Le Conseil d’Etat a jugé qu’il ressort des énonciations de l'arrêt attaqué que, pour annuler le jugement attaqué, la cour a estimé que la demande présentée par ladite fonctionnaire devant le tribunal administratif d'ORLEANS tendait en réalité à la reconnaissance de l'imputabilité au service de sa pathologie ayant justifié l'octroi d'un arrêt de travail à compter du 26 septembre 2016 et en a conclu que c'était à tort que le tribunal avait estimé que l'autorité administrative n'avait pas commis d'erreur d'appréciation en refusant de reconnaître imputable au service la pathologie de ladite fonctionnaire à l'origine de cet arrêt de travail. Il ressort toutefois des pièces du dossier soumis aux juges du fond, en particulier du formulaire de déclaration établi par ladite fonctionnaire le 10 octobre 2016, que la demande transmise à la commune de CHECY, sur laquelle la commission de réforme a émis à deux reprises un avis défavorable en date des 6 avril et 20 septembre 2017, et qui a conduit le maire de CHECY à prendre l'arrêté litigieux, portait exclusivement sur la reconnaissance de l'imputabilité au service d'un accident survenu le 26 septembre 2016 à la suite d'un entretien entre la fonctionnaire et son supérieur hiérarchique, dont il n'est pas établi qu'il aurait donné lieu à un comportement ou à des propos excédant l'exercice normal du pouvoir hiérarchique. La circonstance que la commission de réforme ait également émis, dans son avis du 20 septembre 2017, un avis défavorable à la reconnaissance d'une maladie professionnelle et que l'arrêté litigieux ait reproduit cette mention est à cet égard indifférente. Il s'ensuit qu'en statuant sur la question de la reconnaissance de l'imputabilité au service d'une pathologie, et non sur la question de la reconnaissance de l'imputabilité au service de l'accident survenu le 26 septembre 2016 dont elle était saisie, la cour administrative d'appel a méconnu les termes du litige.

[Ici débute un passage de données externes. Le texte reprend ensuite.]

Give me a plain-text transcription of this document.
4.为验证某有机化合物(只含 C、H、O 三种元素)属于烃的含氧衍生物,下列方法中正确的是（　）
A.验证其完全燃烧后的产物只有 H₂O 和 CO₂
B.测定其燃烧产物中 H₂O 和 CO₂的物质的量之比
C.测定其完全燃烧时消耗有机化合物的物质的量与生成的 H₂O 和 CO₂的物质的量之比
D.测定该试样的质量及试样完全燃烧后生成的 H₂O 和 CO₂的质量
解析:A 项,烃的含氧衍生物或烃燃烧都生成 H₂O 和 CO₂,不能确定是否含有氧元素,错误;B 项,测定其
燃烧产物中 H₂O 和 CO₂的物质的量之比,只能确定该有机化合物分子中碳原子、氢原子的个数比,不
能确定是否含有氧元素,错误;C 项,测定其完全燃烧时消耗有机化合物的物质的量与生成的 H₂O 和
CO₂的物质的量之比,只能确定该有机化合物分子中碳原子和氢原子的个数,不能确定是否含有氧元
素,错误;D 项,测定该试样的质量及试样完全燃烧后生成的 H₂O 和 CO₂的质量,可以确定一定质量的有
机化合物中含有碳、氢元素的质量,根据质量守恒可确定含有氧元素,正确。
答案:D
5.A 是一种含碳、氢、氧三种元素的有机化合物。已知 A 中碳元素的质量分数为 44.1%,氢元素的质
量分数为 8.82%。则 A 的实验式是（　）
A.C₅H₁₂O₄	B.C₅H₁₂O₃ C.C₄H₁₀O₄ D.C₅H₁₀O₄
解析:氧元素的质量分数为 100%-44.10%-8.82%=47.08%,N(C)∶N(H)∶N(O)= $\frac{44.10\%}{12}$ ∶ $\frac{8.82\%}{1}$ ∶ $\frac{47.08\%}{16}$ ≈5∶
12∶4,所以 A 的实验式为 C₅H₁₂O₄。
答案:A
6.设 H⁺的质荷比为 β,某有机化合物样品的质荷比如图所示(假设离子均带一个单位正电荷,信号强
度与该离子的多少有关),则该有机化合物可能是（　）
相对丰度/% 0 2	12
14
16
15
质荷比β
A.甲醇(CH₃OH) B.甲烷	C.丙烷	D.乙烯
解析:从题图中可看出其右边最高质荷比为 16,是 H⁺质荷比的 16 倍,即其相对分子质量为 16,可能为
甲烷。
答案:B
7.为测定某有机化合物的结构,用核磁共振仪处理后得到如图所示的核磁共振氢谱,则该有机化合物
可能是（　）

Il résulte de ce qui précède, sans qu'il soit besoin de se prononcer sur l'autre moyen du pourvoi, que la commune de CHECY est fondée à demander l'annulation de l'arrêt qu'elle attaque en tant qu'il a fait droit aux conclusions de la fonctionnaire à fin d'annulation de l'arrêté du 23 octobre 2017 et aux conclusions à fin d'injonction liées à celles-ci.